Sitting with an old friend – a childhood friend I used to think was like an older brother, who’s now a recovering addict, recovering badly – in the May sunshine at a pub table next to an extractor fan dripping with grease. He’s happy because the beers are in, and the hot weather gives us both a legitimate excuse to suck up some alcohol.

I see his eyes dart towards the codeine packet as I pop one open, and his whole face becomes a yearning picture of need. He’s a flowerhead searching for the sun and something, anything, to pollinate the serotonin stamens of his fractured brain. Out of the empathy of one addict to another I popped another couple from the silver foil and offered them to him. He took them quickly and, as if to prove his familiarity with the vintage, stuck them on his tongue for a while, taking in the repulsive bitter taste full-flavour like a badge of honour: I’ve been there, my friend, I understand.

What slow rush there was, if any, wasn’t discernible over his manic chatter. He moved from subject to subject in a single sentence…to fill the air….to entertain. The hours pass like this, in sunburn and laughter.

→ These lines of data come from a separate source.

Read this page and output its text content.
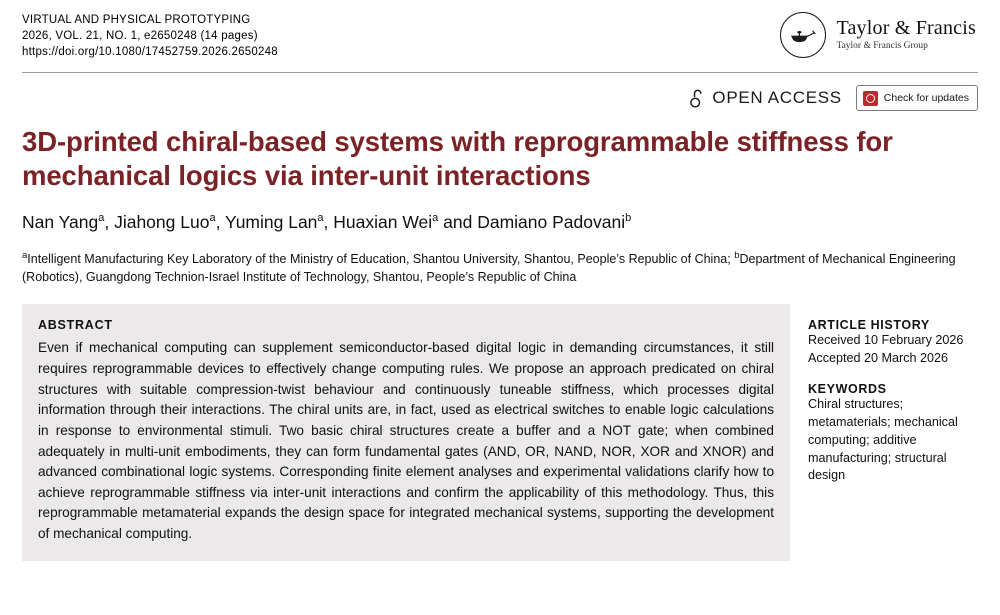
VIRTUAL AND PHYSICAL PROTOTYPING
2026, VOL. 21, NO. 1, e2650248 (14 pages)
https://doi.org/10.1080/17452759.2026.2650248
Taylor & Francis
Taylor & Francis Group
OPEN ACCESS	Check for updates
3D-printed chiral-based systems with reprogrammable stiffness for mechanical logics via inter-unit interactions
Nan Yang$^a$, Jiahong Luo$^a$, Yuming Lan$^a$, Huaxian Wei$^a$ and Damiano Padovani$^b$
$^a$Intelligent Manufacturing Key Laboratory of the Ministry of Education, Shantou University, Shantou, People’s Republic of China; $^b$Department of Mechanical Engineering (Robotics), Guangdong Technion-Israel Institute of Technology, Shantou, People’s Republic of China
ABSTRACT
Even if mechanical computing can supplement semiconductor-based digital logic in demanding circumstances, it still requires reprogrammable devices to effectively change computing rules. We propose an approach predicated on chiral structures with suitable compression-twist behaviour and continuously tuneable stiffness, which processes digital information through their interactions. The chiral units are, in fact, used as electrical switches to enable logic calculations in response to environmental stimuli. Two basic chiral structures create a buffer and a NOT gate; when combined adequately in multi-unit embodiments, they can form fundamental gates (AND, OR, NAND, NOR, XOR and XNOR) and advanced combinational logic systems. Corresponding finite element analyses and experimental validations clarify how to achieve reprogrammable stiffness via inter-unit interactions and confirm the applicability of this methodology. Thus, this reprogrammable metamaterial expands the design space for integrated mechanical systems, supporting the development of mechanical computing.
ARTICLE HISTORY
Received 10 February 2026
Accepted 20 March 2026
KEYWORDS
Chiral structures; metamaterials; mechanical computing; additive manufacturing; structural design
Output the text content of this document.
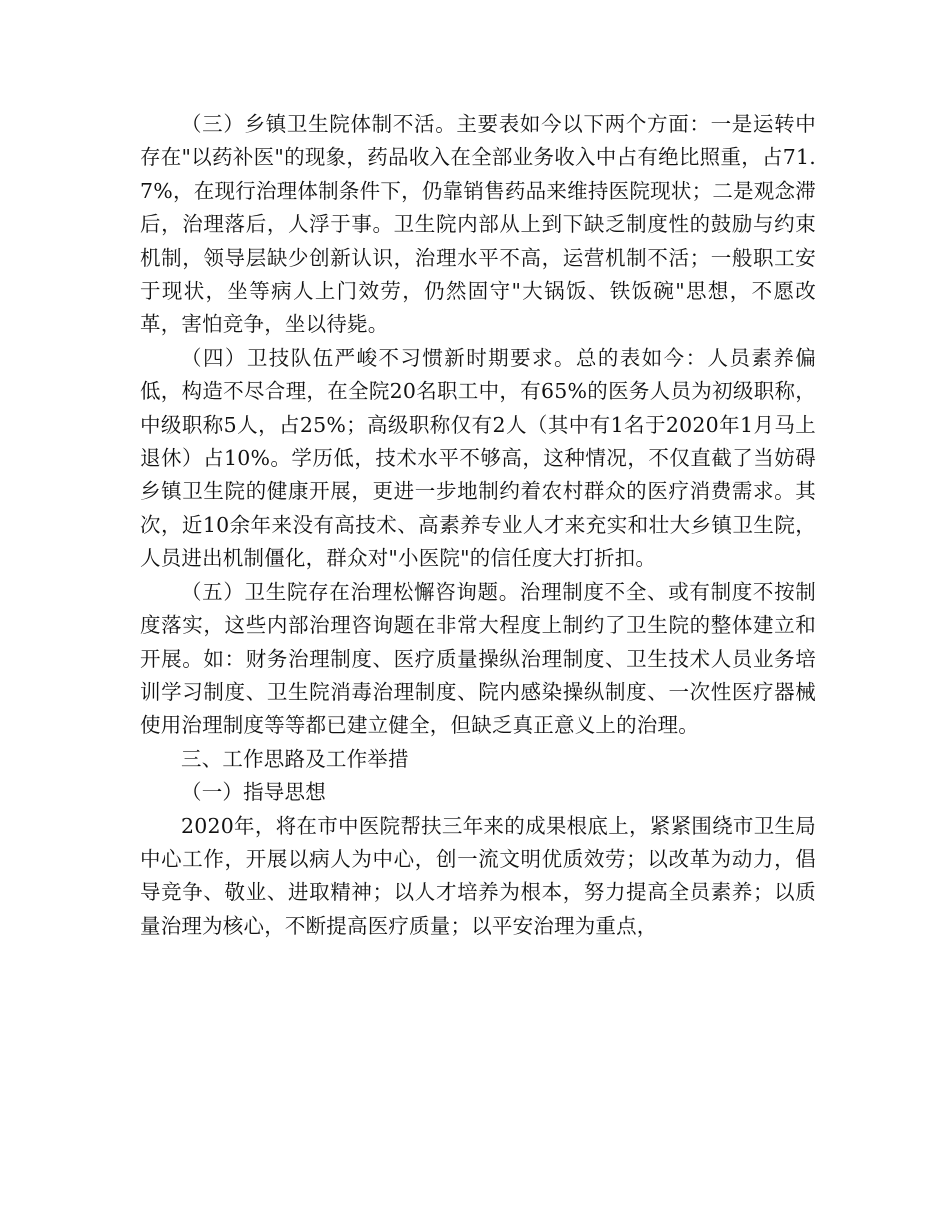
（三）乡镇卫生院体制不活。主要表如今以下两个方面：一是运转中存在"以药补医"的现象，药品收入在全部业务收入中占有绝比照重，占71.7%，在现行治理体制条件下，仍靠销售药品来维持医院现状；二是观念滞后，治理落后，人浮于事。卫生院内部从上到下缺乏制度性的鼓励与约束机制，领导层缺少创新认识，治理水平不高，运营机制不活；一般职工安于现状，坐等病人上门效劳，仍然固守"大锅饭、铁饭碗"思想，不愿改革，害怕竞争，坐以待毙。

（四）卫技队伍严峻不习惯新时期要求。总的表如今：人员素养偏低，构造不尽合理，在全院20名职工中，有65%的医务人员为初级职称，中级职称5人，占25%；高级职称仅有2人（其中有1名于2020年1月马上退休）占10%。学历低，技术水平不够高，这种情况，不仅直截了当妨碍乡镇卫生院的健康开展，更进一步地制约着农村群众的医疗消费需求。其次，近10余年来没有高技术、高素养专业人才来充实和壮大乡镇卫生院，人员进出机制僵化，群众对"小医院"的信任度大打折扣。

（五）卫生院存在治理松懈咨询题。治理制度不全、或有制度不按制度落实，这些内部治理咨询题在非常大程度上制约了卫生院的整体建立和开展。如：财务治理制度、医疗质量操纵治理制度、卫生技术人员业务培训学习制度、卫生院消毒治理制度、院内感染操纵制度、一次性医疗器械使用治理制度等等都已建立健全，但缺乏真正意义上的治理。

三、工作思路及工作举措

（一）指导思想

2020年，将在市中医院帮扶三年来的成果根底上，紧紧围绕市卫生局中心工作，开展以病人为中心，创一流文明优质效劳；以改革为动力，倡导竞争、敬业、进取精神；以人才培养为根本，努力提高全员素养；以质量治理为核心，不断提高医疗质量；以平安治理为重点，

In the end, when the jokes run dry and his heartache has left just a small residue of mirrored pain on both our faces, he lets me break in and speak. And, thoughtfully, he listens, even seeming to understand and accept my words. He’s the sinner to my jaded Priest. The sun starts to go down and we walk up the hill to my home. We drink more, smoke some Weed, then fall asleep in our respective rooms.

The next day I take him to the train station. He shakes my hand, sweating for another beer on the way back to Sheffield. The last view I have is of him rolling a smoke outside the glass doors of the ticket office, cutting it fine for the 11.08, calmer than before we had spoken both our words in the sunshine. He would relapse spectacularly a month later; was I and that one May day, and the sun, and the memories, and the tie we both have to getting high, responsible? Would we ever be ok?

Spring 2016

He’s been clean for nearly two years. We don’t see each other any more.